Battle lines drawn over community budget plans

Author: Michael Burton, the MJ   |  

The next phase of community budgets is set to be a key general election battleground as the main parties develop their strategies in the next few months for managing public services beyond 2015.

Labour leader Ed Miliband’s new innovation task force meets for the first time next week with community budgeting set to be the centre of Labour’s public sector strategy.

The Government has already rolled out its own community budgets network to develop lessons from the earlier whole place pilots and given more cash to its troubled families programme.

The Labour members of Mr Miliband’s new local government innovation commission, Manchester City Council leader Sir Richard Leese; Stevenage BC leader Sharon Taylor, and Hackney LBC mayor Jules Pipe, chair of London Councils, meet in Stevenage on 1 August to plan for a place-based budgeting strategy.

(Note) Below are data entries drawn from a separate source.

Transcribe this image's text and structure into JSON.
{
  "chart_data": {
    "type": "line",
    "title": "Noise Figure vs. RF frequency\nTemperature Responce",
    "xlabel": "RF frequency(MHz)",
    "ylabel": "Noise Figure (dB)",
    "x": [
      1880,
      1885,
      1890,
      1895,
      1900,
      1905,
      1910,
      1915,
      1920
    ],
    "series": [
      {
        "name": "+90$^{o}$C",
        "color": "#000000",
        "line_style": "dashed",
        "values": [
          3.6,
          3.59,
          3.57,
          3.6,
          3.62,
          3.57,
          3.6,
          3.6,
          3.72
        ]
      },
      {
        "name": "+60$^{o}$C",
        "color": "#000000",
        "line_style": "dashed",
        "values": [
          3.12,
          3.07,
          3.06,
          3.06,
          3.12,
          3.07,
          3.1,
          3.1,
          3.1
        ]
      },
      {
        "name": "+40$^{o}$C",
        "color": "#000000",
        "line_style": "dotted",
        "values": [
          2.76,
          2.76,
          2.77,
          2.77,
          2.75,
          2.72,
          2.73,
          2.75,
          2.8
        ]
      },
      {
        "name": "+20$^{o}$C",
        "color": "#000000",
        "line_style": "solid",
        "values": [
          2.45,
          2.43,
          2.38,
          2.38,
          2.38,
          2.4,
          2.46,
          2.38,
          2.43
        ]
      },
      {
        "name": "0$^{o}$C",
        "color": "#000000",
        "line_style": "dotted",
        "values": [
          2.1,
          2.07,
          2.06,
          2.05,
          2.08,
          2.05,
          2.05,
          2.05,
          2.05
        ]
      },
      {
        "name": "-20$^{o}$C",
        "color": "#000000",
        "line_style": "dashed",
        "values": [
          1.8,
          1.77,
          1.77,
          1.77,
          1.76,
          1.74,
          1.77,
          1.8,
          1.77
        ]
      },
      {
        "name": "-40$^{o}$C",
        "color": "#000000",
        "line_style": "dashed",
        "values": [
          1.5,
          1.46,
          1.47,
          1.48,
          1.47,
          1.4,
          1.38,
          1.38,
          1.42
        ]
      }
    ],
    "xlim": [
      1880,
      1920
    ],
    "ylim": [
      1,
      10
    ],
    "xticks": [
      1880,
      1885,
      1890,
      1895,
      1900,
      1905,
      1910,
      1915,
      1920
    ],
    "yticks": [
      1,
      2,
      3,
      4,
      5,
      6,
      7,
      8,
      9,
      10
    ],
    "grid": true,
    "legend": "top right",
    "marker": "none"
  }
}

When he announced their names last month Mr Miliband said their remit was to ‘to advise us on how we can make a difference even when there is less money around’ and added: ‘These leaders have led the way in their own communities and they will now help shape our plans for public services for the years ahead.’

The new task force, which will be expanded to include leaders of unitaries and counties, will be ‘radical’ according to member Sir Richard Leese.

In an interview with The MJ he said, referring to the lessons of the community budgets pilots of which Greater Manchester was one: ‘We know enough to end social determination. But this government hasn’t been ambitious enough and I would hope a Labour government in 2015 will demonstrate boldness and ambition on this agenda. In fact we ought to have a competition between the three main parties about which can be the boldest.’

He added: ‘We need to develop policies around place-based budgeting with services organised around people and places.’

Sir Richard said: ‘Local authorities don’t want to control budgets but just want a place-based decision-making structure. It might be at Greater Manchester level, or at council level, even family level where you need cross public sector investment decisions.

We have an idea of the shape these structures need to take and it’s in central government’s court to say it’s the right one and local government can get on with it.’

He said the commission’s task was first to produce proposals, then to work out the practicalities of implementing them. He said there would be a ‘position paper’ in September which will ‘be a call for evidence and not just from the usual suspects, with regional hearings.

Then there will be a clear policy proposal for the Labour Party next June/July very much centred on the community budget agenda. If we get buy-in there’ll be a second piece of work on what a Labour government can do to implement it.’